Gretchen clasped her hands tightly over my hand, trembling to her fingertips.

“Richard, why did you come to see me?”

Her voice was mingled with the screaming metallic echo of the train that now seemed far off.

I had expected to find her looking up into my face, but when I turned to her, I saw that she was gazing far down into the valley, down into the warm waters of the river. She knew why I had come, but she did not wish to hear me say why I had.

I do not know why I had come to see her, now. I had liked Gretchen, and I had desired her above anyone else I knew. But I could not tell her that I loved her, after having heard her father speak of love. I was sorry I had come, now after having heard him speak of Gretchen’s mother as he did. I knew Gretchen would give herself to me, because she loved me; but I had nothing to give her in return. She was beautiful, very beautiful, and I had desired her. That was before. Now, I knew that I could never again think of her as I had come prepared.

“Why did you come, Richard?”

“Why?”

“Yes, Richard; why?”

My eyes closed, and what I felt was the memory of the star-pointed lights twinkling down in the valley and the warmth of the river flowing below and the caress of her fingers as she touched my arm.

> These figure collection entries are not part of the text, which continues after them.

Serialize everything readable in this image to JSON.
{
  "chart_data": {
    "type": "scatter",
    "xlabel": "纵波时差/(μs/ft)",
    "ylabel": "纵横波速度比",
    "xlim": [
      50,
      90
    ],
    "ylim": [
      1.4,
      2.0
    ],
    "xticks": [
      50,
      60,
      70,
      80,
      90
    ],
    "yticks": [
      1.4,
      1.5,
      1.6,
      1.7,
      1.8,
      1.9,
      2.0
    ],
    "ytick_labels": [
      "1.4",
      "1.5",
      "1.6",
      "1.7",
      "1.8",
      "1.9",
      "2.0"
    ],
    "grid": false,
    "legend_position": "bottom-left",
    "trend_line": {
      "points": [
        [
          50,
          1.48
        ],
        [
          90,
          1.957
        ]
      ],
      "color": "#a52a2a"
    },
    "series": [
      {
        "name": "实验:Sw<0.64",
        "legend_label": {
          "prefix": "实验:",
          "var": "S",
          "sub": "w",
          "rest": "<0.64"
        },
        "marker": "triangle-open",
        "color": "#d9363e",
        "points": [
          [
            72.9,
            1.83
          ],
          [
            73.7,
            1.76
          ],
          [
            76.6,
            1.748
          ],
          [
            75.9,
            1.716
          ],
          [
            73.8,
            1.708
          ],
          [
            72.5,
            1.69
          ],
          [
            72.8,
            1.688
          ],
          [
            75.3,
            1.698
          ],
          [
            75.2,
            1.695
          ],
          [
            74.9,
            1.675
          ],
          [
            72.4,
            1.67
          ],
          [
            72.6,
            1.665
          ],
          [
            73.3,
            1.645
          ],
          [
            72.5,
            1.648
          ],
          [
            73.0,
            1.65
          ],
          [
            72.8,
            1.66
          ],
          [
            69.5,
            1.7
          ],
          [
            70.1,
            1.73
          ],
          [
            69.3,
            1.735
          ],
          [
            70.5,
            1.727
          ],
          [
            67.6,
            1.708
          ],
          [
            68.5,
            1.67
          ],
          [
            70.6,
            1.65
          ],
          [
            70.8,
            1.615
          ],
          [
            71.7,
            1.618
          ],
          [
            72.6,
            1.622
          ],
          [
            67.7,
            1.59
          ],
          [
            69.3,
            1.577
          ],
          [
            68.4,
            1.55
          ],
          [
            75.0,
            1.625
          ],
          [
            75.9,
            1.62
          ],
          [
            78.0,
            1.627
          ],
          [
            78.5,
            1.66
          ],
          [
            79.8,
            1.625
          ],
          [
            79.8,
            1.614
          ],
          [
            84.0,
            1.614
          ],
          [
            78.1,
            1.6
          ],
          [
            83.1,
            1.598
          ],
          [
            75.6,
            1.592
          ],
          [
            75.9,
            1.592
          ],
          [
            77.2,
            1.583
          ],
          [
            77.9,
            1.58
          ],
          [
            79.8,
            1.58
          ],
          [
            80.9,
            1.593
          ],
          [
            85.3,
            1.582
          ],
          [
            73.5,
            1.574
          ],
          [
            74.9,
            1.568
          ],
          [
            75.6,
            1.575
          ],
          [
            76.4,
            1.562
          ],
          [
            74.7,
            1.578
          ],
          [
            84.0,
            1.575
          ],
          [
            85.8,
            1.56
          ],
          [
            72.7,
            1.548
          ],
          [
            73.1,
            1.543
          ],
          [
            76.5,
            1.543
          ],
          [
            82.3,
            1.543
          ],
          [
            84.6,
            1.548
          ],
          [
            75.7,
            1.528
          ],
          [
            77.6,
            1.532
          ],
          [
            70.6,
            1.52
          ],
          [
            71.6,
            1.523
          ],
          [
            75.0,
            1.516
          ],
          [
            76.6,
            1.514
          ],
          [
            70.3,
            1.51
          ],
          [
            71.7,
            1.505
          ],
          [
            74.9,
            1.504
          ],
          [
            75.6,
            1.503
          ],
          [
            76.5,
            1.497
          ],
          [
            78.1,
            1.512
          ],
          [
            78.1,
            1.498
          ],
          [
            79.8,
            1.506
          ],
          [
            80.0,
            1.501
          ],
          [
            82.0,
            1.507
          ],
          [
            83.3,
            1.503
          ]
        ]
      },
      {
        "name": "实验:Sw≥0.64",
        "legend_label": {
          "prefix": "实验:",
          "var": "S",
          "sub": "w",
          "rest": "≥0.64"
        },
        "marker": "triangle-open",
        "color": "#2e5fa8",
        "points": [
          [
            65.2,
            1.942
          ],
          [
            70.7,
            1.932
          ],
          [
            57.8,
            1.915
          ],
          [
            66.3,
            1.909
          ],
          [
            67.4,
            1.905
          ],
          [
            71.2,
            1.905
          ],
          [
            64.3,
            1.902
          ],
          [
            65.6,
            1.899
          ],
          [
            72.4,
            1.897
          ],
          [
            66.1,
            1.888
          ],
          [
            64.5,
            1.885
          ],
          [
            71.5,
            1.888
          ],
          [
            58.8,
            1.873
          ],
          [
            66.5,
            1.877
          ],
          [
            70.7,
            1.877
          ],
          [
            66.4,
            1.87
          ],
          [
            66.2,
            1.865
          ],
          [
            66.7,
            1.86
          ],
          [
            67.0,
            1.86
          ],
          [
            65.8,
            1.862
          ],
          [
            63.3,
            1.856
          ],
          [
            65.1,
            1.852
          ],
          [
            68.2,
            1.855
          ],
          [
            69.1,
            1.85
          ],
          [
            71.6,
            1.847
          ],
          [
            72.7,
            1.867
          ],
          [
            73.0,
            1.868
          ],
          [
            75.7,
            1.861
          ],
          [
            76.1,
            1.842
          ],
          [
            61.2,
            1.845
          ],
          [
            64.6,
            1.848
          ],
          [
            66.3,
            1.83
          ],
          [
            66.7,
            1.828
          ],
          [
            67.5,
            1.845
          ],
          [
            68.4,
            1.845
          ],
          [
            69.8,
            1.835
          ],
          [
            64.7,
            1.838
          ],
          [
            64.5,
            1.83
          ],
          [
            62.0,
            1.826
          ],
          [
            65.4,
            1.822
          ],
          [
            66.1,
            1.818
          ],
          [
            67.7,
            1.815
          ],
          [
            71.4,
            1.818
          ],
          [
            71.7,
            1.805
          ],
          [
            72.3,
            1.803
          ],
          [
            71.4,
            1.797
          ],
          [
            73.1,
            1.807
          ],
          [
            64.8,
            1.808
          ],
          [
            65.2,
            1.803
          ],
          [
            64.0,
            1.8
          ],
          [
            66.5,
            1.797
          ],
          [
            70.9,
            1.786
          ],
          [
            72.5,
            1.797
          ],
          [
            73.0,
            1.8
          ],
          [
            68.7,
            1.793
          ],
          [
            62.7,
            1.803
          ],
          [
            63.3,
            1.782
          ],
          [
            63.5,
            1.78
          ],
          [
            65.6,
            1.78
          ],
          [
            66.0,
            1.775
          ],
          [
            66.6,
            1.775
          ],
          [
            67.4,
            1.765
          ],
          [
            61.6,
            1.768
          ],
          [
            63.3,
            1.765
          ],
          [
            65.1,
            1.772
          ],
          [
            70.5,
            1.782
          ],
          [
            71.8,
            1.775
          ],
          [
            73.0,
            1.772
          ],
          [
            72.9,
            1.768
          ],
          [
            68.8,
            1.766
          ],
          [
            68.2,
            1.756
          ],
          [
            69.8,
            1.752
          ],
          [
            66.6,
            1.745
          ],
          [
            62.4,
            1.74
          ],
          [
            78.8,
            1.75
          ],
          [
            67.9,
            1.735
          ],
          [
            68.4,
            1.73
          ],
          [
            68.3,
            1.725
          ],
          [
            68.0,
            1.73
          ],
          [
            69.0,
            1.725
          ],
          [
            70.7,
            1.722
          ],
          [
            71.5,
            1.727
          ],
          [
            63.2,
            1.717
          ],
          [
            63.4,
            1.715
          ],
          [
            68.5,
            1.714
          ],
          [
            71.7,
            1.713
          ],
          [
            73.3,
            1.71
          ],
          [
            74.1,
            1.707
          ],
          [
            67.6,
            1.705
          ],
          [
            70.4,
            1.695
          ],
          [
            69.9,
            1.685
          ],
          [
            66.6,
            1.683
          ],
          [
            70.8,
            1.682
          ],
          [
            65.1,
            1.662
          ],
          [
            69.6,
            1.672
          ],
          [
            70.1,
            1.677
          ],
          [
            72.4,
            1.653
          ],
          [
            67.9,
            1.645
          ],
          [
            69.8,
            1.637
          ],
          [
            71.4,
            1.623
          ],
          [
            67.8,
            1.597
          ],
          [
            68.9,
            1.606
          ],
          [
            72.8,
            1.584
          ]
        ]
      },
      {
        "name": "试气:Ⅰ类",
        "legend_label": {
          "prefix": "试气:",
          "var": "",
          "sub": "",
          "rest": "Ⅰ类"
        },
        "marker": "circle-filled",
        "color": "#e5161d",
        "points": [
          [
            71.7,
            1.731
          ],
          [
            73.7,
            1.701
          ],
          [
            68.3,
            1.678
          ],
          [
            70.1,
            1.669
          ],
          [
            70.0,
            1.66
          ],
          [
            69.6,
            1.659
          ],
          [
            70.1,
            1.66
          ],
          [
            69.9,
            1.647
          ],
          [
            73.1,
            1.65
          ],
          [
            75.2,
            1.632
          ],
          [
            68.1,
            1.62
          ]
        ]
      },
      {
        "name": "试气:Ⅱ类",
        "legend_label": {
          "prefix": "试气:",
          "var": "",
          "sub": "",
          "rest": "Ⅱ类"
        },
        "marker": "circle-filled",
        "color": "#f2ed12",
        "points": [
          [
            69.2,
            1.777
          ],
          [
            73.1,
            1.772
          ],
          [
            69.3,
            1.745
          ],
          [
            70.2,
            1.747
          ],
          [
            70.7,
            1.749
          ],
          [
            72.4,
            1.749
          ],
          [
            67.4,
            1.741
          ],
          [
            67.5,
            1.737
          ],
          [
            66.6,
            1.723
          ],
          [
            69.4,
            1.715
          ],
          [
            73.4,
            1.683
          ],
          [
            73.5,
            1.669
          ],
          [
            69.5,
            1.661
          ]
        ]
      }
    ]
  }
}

“Richard, please tell me why you came.”

“I don’t know why I came, Gretchen.”

“If you only loved me as I love you, Richard, you would know why.”

Her fingers trembled in my hand. I knew she loved me. There had been no doubt in my mind from the first. Gretchen loved me.

“Perhaps I should not have come,” I said. “I made a mistake, Gretchen. I should have stayed away.”

“But you will be here only for tonight, Richard. You are leaving early in the morning. You aren’t sorry that you came for just this short time, are you, Richard?”

“I’m not sorry that I am here, Gretchen, but I should not have come. I didn’t know what I was doing. I haven’t any right to come here. People who love each other are the only ones —”

“But you do love me just a little, don’t you, Richard? You couldn’t possibly love me nearly so much as I love you, but can’t you tell me that you do love me just a little? I’ll feel much happier after you have gone, Richard.”

“I don’t know,” I said, trembling.

“Richard, please —”

With her hands in mine I held her tightly. Suddenly I felt something coming over me, a thing that stabbed my body with its quickness. It was as if the words her father had uttered were becoming clear to me. I had not realized before that there was such a love as he had spoken of. I had believed that men never loved women in the same way that a woman loved a man, but now I knew there could be no difference.

We sat silently, holding each other’s hands for a long time. It was long past midnight, because the lights in the valley below were being turned out; but time did not matter.

Gretchen clung softly to me, looking up into my face and laying her cheek against my shoulder. She was as much mine as a woman ever belongs to a man, but I knew then that I could never force myself to take advantage of her love, and to go away knowing that I had not loved her as she loved me. I had not believed any such thing when I came. I had traveled all that distance to hold her in my arms for a few hours, and then to forget her, perhaps forever.

When it was time for us to go into the house, I got up and put my arms around her. She trembled when I touched her, but she clung to me as tightly as I held her, and the hammering of her heart drove into me, stroke after stroke, like an expanding wedge, the spears of her breasts.

“Richard, kiss me before you go,” she said.

She ran to the door, holding it open for me. She picked up the lamp from the table and walked ahead up the stairs to the floor above.

At my door she waited until I could light her lamp, and then she handed me mine.

“Good night, Gretchen,” I said.

“Good night, Richard.”

I turned down the wick of her lamp to keep it from smoking, and then she went across the hall towards her room.

“I’ll call you in the morning in time for you to catch your train, Richard.”

“All right, Gretchen. Don’t let me oversleep, because it leaves the station at seven-thirty.”